The team’s previous work showed that nearly half of alcohol-related HCCs had mutations in the CTNNB1 gene within the tumor tissue and activation of the Wnt-β-catenin signaling pathway, accompanied by a decrease in the presence of immune cells. The present study shows that the tumors of patients who developed alcohol-related HCC and carry the protective variation of the WNT3A-WNT9A genes are different. In these patients, the non-tumor region of the liver shows increased expression of inflammation-related genes. These results suggest that protective variants in the WNT3A-WNT9A genes would promote an inflammatory environment that itself would prevent activation of the Wnt-β-catenin signaling pathway and thus may help prevent alcohol-related liver carcinogenesis.

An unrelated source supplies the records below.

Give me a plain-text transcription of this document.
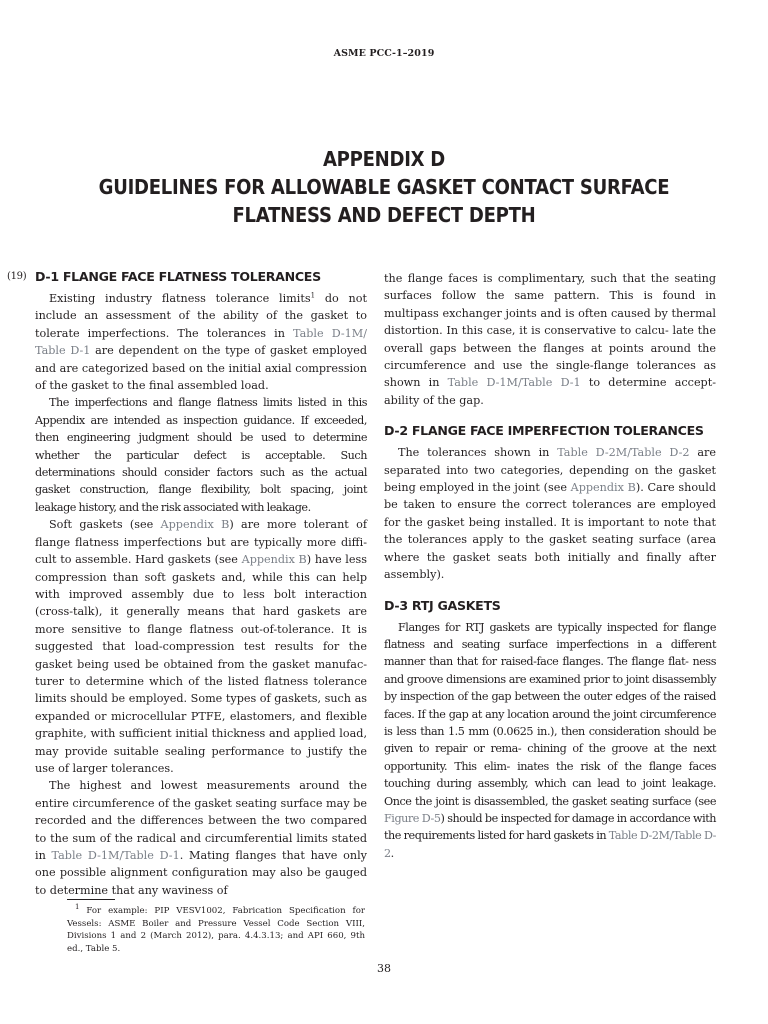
ASME PCC-1–2019
APPENDIX D
GUIDELINES FOR ALLOWABLE GASKET CONTACT SURFACE
FLATNESS AND DEFECT DEPTH
(19) D-1 FLANGE FACE FLATNESS TOLERANCES

Existing industry flatness tolerance limits$^1$ do not include an assessment of the ability of the gasket to tolerate imperfections. The tolerances in Table D-1M/ Table D-1 are dependent on the type of gasket employed and are categorized based on the initial axial compression of the gasket to the final assembled load.

The imperfections and flange flatness limits listed in this Appendix are intended as inspection guidance. If exceeded, then engineering judgment should be used to determine whether the particular defect is acceptable. Such determinations should consider factors such as the actual gasket construction, flange flexibility, bolt spacing, joint leakage history, and the risk associated with leakage.

Soft gaskets (see Appendix B) are more tolerant of flange flatness imperfections but are typically more diffi- cult to assemble. Hard gaskets (see Appendix B) have less compression than soft gaskets and, while this can help with improved assembly due to less bolt interaction (cross-talk), it generally means that hard gaskets are more sensitive to flange flatness out-of-tolerance. It is suggested that load-compression test results for the gasket being used be obtained from the gasket manufac- turer to determine which of the listed flatness tolerance limits should be employed. Some types of gaskets, such as expanded or microcellular PTFE, elastomers, and flexible graphite, with sufficient initial thickness and applied load, may provide suitable sealing performance to justify the use of larger tolerances.

The highest and lowest measurements around the entire circumference of the gasket seating surface may be recorded and the differences between the two compared to the sum of the radical and circumferential limits stated in Table D-1M/Table D-1. Mating flanges that have only one possible alignment configuration may also be gauged to determine that any waviness of

the flange faces is complimentary, such that the seating surfaces follow the same pattern. This is found in multipass exchanger joints and is often caused by thermal distortion. In this case, it is conservative to calcu- late the overall gaps between the flanges at points around the circumference and use the single-flange tolerances as shown in Table D-1M/Table D-1 to determine accept- ability of the gap.

D-2 FLANGE FACE IMPERFECTION TOLERANCES

The tolerances shown in Table D-2M/Table D-2 are separated into two categories, depending on the gasket being employed in the joint (see Appendix B). Care should be taken to ensure the correct tolerances are employed for the gasket being installed. It is important to note that the tolerances apply to the gasket seating surface (area where the gasket seats both initially and finally after assembly).

D-3 RTJ GASKETS

Flanges for RTJ gaskets are typically inspected for flange flatness and seating surface imperfections in a different manner than that for raised-face flanges. The flange flat- ness and groove dimensions are examined prior to joint disassembly by inspection of the gap between the outer edges of the raised faces. If the gap at any location around the joint circumference is less than 1.5 mm (0.0625 in.), then consideration should be given to repair or rema- chining of the groove at the next opportunity. This elim- inates the risk of the flange faces touching during assembly, which can lead to joint leakage. Once the joint is disassembled, the gasket seating surface (see Figure D-5) should be inspected for damage in accordance with the requirements listed for hard gaskets in Table D-2M/Table D-2.

$^1$ For example: PIP VESV1002, Fabrication Specification for Vessels: ASME Boiler and Pressure Vessel Code Section VIII, Divisions 1 and 2 (March 2012), para. 4.4.3.13; and API 660, 9th ed., Table 5.
38
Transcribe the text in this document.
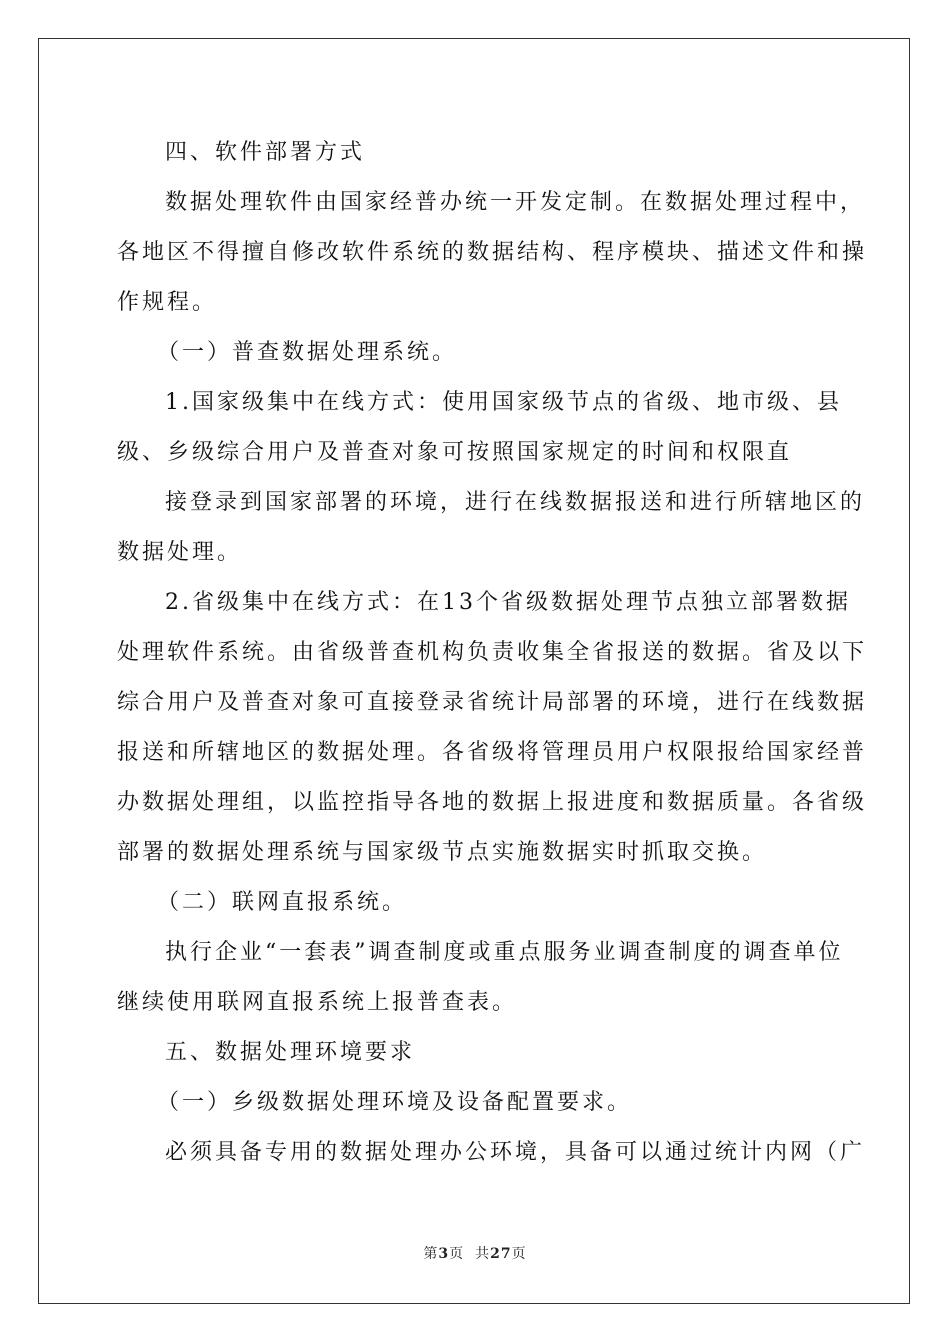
四、软件部署方式
数据处理软件由国家经普办统一开发定制。在数据处理过程中，
各地区不得擅自修改软件系统的数据结构、程序模块、描述文件和操
作规程。
（一）普查数据处理系统。
1.国家级集中在线方式：使用国家级节点的省级、地市级、县
级、乡级综合用户及普查对象可按照国家规定的时间和权限直
接登录到国家部署的环境，进行在线数据报送和进行所辖地区的
数据处理。
2.省级集中在线方式：在13个省级数据处理节点独立部署数据
处理软件系统。由省级普查机构负责收集全省报送的数据。省及以下
综合用户及普查对象可直接登录省统计局部署的环境，进行在线数据
报送和所辖地区的数据处理。各省级将管理员用户权限报给国家经普
办数据处理组，以监控指导各地的数据上报进度和数据质量。各省级
部署的数据处理系统与国家级节点实施数据实时抓取交换。
（二）联网直报系统。
执行企业“一套表”调查制度或重点服务业调查制度的调查单位
继续使用联网直报系统上报普查表。
五、数据处理环境要求
（一）乡级数据处理环境及设备配置要求。
必须具备专用的数据处理办公环境，具备可以通过统计内网（广
第3页  共27页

The harmful role of excessive alcohol consumption on the liver is well known. These results provide a better understanding of the mechanisms related to the development of alcohol-induced HCC and open new avenues of research to identify new therapeutic targets to fight liver cancer.
In any case, it is important to remember that limiting alcohol consumption has a very important impact and allows the effective prevention of liver cancer development.
This work was financially supported by the Ligue Nationale contre le Cancer (Labellisée team), Bpifrance, INSERM (cancer plan), the Association Française pour l’Étude du foie, the Coup d’Elan de la Fondation Bettencourt-Schueller, the FRM Rosen prize, the Ligue Contre le Cancer Comité de Paris (René et André Duquesne prize), the Fondation Mérieux and the Université Libre de Bruxelles in Belgium.